Still, the arrival of Bartley and Hillier immediately gave Marc Jacobs’s second line a jolt of pop-culture camp, taking it from a whimper to a roar. The collection looked younger and quirkier than it has in the past. It had a tough-girl attitude, as evoked by the models who stomped their way around the wide, open warehouse in their graphic T-shirts, martial-arts references, and sarcastic, hyper-feminine riffs.

There was something quietly artful about the old Marc by Marc Jacobs. But it is a testament to the brand’s namesake that he held little sentimentality for the label’s past. Instead, he sat front row and watched this new vision unfold, one that speaks to a consumer who is more global, more defiant and whose artful endeavors are more like to emerge from a computer than an easel.

If the new world of Marc by Marc Jacobs is still being defined, the universe of Michael Kors remains reassuringly unchanged. To a soulful soundtrack of “California Dreamin’,” Kors’s models walked down a wooden-plank runway on Wednesday morning draped in fur and cashmere. With artfully messy hair, rosy cheeks, and pleasant expressions, they not only evoked a world of wealth and privilege but also one in which its inhabitants are well aware of their good fortune.

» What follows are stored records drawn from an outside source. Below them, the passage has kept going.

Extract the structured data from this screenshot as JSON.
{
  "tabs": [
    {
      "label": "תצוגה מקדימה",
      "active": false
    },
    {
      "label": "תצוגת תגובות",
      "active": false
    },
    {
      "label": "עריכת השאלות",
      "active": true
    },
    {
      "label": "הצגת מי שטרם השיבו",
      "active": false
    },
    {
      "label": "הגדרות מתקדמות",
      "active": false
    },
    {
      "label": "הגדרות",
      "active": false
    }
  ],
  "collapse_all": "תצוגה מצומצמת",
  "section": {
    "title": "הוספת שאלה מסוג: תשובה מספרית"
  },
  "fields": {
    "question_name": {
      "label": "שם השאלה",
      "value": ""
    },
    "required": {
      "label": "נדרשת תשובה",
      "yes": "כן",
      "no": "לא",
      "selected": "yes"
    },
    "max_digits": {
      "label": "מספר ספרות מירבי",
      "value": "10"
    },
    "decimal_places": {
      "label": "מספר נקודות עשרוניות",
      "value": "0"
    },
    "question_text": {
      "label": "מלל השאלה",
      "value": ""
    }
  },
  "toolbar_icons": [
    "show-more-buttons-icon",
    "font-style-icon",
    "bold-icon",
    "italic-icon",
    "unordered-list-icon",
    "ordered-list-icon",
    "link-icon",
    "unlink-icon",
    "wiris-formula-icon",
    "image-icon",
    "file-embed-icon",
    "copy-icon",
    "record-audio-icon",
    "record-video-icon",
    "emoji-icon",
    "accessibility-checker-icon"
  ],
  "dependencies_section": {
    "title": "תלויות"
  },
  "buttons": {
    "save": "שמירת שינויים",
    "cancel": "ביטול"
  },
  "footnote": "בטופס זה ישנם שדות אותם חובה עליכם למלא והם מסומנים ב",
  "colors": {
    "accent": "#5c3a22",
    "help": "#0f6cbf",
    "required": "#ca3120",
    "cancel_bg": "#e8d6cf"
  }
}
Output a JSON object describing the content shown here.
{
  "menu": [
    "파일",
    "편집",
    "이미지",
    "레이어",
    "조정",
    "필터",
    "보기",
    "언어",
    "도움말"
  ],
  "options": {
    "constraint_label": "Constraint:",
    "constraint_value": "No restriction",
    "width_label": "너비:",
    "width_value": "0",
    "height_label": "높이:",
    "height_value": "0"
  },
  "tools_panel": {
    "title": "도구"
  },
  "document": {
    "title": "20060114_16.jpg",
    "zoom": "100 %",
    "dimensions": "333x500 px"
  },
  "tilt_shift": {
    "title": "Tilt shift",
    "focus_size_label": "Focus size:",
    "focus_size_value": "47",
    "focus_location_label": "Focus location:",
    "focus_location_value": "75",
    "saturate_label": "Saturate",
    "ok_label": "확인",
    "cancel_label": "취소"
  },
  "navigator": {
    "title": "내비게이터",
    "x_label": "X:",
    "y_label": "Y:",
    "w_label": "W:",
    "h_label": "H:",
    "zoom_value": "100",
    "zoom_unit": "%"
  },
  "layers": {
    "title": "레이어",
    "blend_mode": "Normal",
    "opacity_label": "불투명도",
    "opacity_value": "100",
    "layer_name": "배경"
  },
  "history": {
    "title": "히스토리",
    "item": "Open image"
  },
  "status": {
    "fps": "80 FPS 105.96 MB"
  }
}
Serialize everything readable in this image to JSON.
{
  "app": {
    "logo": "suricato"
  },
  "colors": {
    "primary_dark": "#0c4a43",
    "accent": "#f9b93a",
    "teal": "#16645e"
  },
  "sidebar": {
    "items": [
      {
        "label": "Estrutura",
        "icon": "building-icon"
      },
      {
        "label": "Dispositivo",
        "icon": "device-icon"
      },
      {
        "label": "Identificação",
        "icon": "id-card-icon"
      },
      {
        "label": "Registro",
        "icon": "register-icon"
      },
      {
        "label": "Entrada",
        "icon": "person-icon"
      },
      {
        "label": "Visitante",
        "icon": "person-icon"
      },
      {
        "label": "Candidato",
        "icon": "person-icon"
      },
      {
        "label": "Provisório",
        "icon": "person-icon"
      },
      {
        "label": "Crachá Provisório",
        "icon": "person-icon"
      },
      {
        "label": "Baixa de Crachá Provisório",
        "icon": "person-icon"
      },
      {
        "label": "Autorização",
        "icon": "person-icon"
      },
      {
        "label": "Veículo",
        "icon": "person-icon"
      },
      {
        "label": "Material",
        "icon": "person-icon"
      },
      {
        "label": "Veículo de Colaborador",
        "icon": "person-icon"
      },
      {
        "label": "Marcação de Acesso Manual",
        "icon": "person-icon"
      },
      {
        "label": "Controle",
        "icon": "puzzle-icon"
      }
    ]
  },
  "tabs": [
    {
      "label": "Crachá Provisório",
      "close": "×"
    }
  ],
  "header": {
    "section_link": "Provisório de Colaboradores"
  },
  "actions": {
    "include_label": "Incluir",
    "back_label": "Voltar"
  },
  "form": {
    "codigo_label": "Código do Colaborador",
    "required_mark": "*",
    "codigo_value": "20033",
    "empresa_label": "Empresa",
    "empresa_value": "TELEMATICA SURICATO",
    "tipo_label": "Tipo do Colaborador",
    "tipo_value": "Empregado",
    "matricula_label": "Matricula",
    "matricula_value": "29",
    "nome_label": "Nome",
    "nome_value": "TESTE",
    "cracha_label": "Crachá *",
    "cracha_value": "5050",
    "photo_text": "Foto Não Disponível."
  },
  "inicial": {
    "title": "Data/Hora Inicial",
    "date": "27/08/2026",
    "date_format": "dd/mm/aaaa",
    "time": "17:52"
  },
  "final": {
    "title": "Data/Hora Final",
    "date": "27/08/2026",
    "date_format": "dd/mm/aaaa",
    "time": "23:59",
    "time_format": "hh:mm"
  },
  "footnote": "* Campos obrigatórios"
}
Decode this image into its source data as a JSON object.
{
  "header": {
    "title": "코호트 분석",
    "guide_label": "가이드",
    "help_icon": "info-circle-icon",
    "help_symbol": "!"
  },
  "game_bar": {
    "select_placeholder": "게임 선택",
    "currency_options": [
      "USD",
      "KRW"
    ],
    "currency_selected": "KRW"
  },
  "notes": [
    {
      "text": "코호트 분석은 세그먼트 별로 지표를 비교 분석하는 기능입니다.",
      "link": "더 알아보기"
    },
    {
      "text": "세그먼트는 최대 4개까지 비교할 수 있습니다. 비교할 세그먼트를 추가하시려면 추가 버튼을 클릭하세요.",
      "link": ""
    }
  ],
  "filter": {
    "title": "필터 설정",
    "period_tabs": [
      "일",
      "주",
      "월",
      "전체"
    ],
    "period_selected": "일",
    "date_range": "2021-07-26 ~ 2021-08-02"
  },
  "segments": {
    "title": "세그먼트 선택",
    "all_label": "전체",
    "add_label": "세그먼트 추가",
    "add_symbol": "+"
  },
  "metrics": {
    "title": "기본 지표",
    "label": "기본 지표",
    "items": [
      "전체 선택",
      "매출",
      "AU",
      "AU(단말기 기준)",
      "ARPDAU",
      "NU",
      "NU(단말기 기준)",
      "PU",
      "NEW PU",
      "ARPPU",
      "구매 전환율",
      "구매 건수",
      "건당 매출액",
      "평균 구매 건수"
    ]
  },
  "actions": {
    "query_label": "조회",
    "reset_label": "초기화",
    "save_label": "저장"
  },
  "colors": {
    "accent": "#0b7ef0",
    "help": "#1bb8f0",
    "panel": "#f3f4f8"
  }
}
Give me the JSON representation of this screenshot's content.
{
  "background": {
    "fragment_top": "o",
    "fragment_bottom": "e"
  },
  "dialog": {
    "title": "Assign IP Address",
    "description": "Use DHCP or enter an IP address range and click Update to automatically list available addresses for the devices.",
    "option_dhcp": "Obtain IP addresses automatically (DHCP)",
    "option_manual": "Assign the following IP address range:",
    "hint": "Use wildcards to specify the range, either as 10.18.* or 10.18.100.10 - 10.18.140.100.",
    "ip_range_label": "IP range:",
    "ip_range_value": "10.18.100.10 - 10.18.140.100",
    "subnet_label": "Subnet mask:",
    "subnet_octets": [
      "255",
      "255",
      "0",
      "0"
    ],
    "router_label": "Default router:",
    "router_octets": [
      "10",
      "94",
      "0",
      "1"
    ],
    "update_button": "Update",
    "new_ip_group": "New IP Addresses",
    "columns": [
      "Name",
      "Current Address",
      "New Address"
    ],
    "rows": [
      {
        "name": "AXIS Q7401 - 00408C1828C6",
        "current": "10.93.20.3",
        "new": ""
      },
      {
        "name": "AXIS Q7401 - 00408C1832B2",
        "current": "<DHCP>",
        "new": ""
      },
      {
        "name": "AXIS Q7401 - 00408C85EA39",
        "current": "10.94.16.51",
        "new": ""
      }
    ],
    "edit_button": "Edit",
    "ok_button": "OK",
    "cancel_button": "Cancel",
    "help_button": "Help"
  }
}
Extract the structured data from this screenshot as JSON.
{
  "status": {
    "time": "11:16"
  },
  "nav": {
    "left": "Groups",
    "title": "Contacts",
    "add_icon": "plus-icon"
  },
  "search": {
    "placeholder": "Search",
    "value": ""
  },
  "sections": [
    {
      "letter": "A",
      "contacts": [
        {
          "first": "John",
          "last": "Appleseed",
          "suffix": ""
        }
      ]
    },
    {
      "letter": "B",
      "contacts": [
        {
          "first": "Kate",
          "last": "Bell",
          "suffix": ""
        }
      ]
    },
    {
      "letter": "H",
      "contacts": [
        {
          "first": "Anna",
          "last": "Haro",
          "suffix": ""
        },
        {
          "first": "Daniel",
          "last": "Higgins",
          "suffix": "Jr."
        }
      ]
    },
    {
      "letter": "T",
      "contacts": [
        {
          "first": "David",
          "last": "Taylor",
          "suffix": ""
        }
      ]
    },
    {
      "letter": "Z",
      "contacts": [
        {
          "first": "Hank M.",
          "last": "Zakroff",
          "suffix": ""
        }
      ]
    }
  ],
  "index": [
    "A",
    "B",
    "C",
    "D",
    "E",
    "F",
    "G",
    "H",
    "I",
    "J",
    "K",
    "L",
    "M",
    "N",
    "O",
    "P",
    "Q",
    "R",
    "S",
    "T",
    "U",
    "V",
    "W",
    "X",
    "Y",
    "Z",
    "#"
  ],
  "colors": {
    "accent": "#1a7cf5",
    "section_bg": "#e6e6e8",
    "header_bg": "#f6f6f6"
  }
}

Fall 2014 was one of Kors’s most beautiful and luxurious yet, with its tie-dyed mink coats, fox vests draped over embellished-silk dresses, cashmere sweats, and thick sweaters in oatmeal and gray. Kors loves contrasts, and he mixed menswear-inspired Glen plaid with fragile silks, paired sequined skirts with heavy pullovers, and managed to keep a fringed-suede coat from looking like a wild West costume by pairing it with flannel culottes. Kors made quite a convincing argument for culottes, a silhouette that typically makes a woman’s legs look stumpy and exist in a what’s-the-point limbo between skirts and trousers. Kors’s versions were wide, cuffed, and sophisticated.

The success of the Michael Kors brand, now that its stock is publicly traded, has catapulted the designer into a level of wealth — billionaire! — that allows him to live the life of private jets, Aspen lodges, and fieldstone fireplaces that has always inspired his work. One half expected to see $100 bills spilling out of his jacket pockets as he dashed down the runway to take his bows.

There has always been such joy in the dream that he was selling, one worried that once it became a reality, low-grade ennui would set in. But there is no cynicism in the world that Kors creates for the runway. It is pure, unabashed delight in luxury, wealth, and a coddled existence. The result is that while you might wish you had such good fortune, you don’t begrudge those who do.